El discurso de la presidenta Cristina Fernández de Kirchner en la inauguración del 130° Periodo Legislativo del Congreso de la Nación Argentina, es el más extenso, medular e importante de la historia argentina; sólo comparable al de Perón en la misma circunstancia en 1952 o el tan famoso de 1973 cuando el líder enunció su Proyecto Nacional. Con un agregado: es el discurso de una mujer (UNA MUJER, digo) a cargo de los destinos nacionales, irrenunciables; señalada ella por el destino que fija el derrotero de un pueblo indomable: angustia y garra, congoja y entusiasmo, homenajes y condenas, ovarios, fraternidades y gestaciones. Que hay vacilaciones, equivocaciones o dudas, ¡cuando no!
Más de tres horas la escuchamos y la miramos como en misa, porque tuvimos ese tiempo; muchos argentinos en esos momentos trabajaban, viajaban, vivían una cotidianeidad en la que hay poco lugar para la política, los dirigentes, las autoridades. Pero de todos modos, a su gusto o pesar, serán alcanzados por esta magia popular de un gobierno que hace como cuarenta años (¿acaso algún argentino lo duda?) no disfrutábamos los argentinos.

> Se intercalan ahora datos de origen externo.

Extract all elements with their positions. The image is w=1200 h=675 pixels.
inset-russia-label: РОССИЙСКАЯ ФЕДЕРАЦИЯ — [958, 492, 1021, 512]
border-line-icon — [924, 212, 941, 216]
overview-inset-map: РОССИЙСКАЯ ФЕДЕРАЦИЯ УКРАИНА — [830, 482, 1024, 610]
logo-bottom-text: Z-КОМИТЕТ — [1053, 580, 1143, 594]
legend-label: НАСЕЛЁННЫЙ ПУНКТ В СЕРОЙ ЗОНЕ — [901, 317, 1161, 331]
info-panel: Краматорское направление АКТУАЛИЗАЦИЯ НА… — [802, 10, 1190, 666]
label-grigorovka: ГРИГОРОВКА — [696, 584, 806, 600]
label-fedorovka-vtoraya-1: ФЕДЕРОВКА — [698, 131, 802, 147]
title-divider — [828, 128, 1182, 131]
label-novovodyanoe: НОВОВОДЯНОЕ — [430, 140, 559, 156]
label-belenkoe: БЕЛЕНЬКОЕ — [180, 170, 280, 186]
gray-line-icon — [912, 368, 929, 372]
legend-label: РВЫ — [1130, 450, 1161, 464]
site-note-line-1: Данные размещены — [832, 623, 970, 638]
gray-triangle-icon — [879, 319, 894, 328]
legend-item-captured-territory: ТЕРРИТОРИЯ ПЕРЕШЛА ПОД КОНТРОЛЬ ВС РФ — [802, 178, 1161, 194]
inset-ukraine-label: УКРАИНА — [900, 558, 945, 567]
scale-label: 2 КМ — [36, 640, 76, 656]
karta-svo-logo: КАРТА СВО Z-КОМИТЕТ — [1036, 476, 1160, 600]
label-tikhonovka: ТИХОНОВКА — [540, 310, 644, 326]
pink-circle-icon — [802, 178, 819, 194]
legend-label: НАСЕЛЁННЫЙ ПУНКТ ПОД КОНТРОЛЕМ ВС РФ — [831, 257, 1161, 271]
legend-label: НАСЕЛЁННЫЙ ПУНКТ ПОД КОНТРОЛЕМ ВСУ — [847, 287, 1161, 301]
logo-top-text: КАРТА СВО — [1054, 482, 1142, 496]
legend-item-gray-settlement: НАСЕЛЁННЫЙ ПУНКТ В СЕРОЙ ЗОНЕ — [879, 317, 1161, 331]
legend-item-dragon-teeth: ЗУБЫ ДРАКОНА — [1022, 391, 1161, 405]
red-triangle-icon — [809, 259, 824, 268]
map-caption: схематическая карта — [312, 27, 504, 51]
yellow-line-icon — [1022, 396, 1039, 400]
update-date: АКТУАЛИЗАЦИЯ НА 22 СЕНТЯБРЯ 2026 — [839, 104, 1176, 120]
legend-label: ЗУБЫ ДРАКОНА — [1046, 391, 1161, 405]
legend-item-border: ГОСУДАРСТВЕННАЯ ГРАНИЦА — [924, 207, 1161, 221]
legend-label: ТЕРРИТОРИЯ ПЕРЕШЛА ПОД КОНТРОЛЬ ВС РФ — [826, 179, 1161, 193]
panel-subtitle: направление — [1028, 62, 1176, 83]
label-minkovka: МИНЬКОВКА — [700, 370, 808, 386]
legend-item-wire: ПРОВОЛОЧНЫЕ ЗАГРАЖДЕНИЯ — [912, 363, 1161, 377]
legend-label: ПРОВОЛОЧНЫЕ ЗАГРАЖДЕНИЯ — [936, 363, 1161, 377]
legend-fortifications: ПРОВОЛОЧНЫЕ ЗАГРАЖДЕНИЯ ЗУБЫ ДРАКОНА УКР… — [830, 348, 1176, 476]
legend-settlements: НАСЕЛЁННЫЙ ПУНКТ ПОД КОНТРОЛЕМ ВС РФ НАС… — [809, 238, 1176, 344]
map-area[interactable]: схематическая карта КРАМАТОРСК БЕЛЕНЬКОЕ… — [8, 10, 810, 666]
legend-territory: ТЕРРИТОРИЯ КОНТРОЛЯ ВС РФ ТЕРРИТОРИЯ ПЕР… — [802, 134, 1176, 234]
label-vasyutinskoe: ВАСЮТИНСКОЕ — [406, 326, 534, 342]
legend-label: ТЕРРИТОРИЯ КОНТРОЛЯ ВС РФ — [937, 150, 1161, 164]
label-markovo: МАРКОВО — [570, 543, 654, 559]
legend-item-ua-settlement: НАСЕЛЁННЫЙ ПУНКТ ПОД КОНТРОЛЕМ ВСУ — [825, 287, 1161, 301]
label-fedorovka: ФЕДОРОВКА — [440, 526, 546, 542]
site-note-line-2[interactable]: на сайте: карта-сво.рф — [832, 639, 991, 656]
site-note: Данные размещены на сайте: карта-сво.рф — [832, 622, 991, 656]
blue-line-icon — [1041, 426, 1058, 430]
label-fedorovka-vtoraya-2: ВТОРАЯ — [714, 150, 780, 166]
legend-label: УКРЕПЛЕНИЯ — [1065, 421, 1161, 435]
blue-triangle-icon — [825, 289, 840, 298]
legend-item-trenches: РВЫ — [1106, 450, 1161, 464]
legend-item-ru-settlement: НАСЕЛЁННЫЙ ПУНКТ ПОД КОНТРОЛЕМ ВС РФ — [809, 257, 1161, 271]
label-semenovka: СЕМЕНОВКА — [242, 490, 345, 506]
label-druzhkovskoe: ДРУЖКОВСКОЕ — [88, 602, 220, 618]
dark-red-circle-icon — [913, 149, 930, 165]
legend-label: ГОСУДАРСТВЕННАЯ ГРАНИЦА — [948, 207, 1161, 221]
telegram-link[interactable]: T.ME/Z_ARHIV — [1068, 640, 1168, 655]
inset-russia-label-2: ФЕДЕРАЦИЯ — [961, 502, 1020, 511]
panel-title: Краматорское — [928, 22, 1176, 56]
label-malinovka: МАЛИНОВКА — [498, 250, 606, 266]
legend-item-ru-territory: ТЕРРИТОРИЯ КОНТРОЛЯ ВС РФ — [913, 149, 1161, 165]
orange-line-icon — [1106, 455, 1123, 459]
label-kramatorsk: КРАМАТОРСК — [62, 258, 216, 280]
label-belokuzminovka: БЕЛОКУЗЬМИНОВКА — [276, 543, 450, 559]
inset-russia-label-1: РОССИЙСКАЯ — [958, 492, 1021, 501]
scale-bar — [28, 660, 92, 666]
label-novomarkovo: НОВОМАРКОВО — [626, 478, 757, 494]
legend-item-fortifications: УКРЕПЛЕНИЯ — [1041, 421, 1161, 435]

El discurso de Cristina es el nuestro; es la letanía que pronunciamos diariamente, es la tolerancia y la bronca, es la seguridad y la duda, es la reflexión y la lucha, es la lucidez del presente y el presagio del futuro.
Es el discurso de una presidenta plebiscitada; pero también el de una mujer de carne y hueso con sus dolores y alegrías; viuda y mamá viste elegante pero se hace ubicua y ecuménica en el deber y el hacer del estadista.
En Cristina es la humanidad la que nos habla, sin distinción de género ni raza; no la desangelada perorata de los políticos de turno. No le falta fundamento, números, razones, ecuaciones, estadísticas; no, tal vez los enuncie de más. Pero su palabra está llena de melodías peronistas, de poesía nacional y popular.
Suena a Felipe Vallese y a Homero Manzi, a Juana Azurduy y a María Elena Walsh; pero custodia en su discurso y en su presencia la dignidad y la autoridad presidencial.
Este 1° de marzo no inauguramos nada nuevo: es parte de la secuencia histórica; prolongación y continuidad de lo que emprendimos en 2003. Pero con las lágrimas que nos provocan los fracasos, las postergaciones y las deudas impagas que todavía tenemos con nuestro pueblo.
Nada nuevo, decimos: se hizo, se hace y se hará todo lo posible; para lo imposible sólo hace falta un poco más de tiempo. El horizonte utópico nos hace caminar; los objetivos de justicia social y soberanía son banderas que estamos clavando a cada paso.
Esas son las realizaciones que la mujer Cristina, la señora y la presidenta, nos relató en su discurso. En el decaimiento de sus quiebres y lágrimas, en la firmeza de sus argumentos y razones, está contenido todo nuestro quehacer militante. Sólo hay que saberlo leer.
Perdón. No es que uno esté enamorado de ella ¡ojalá pudiera! Sino que, pasados lo 70 abriles con casi 60 de militancia, le admira la inteligencia y el coraje pero, sobre todo, el corazón peronista.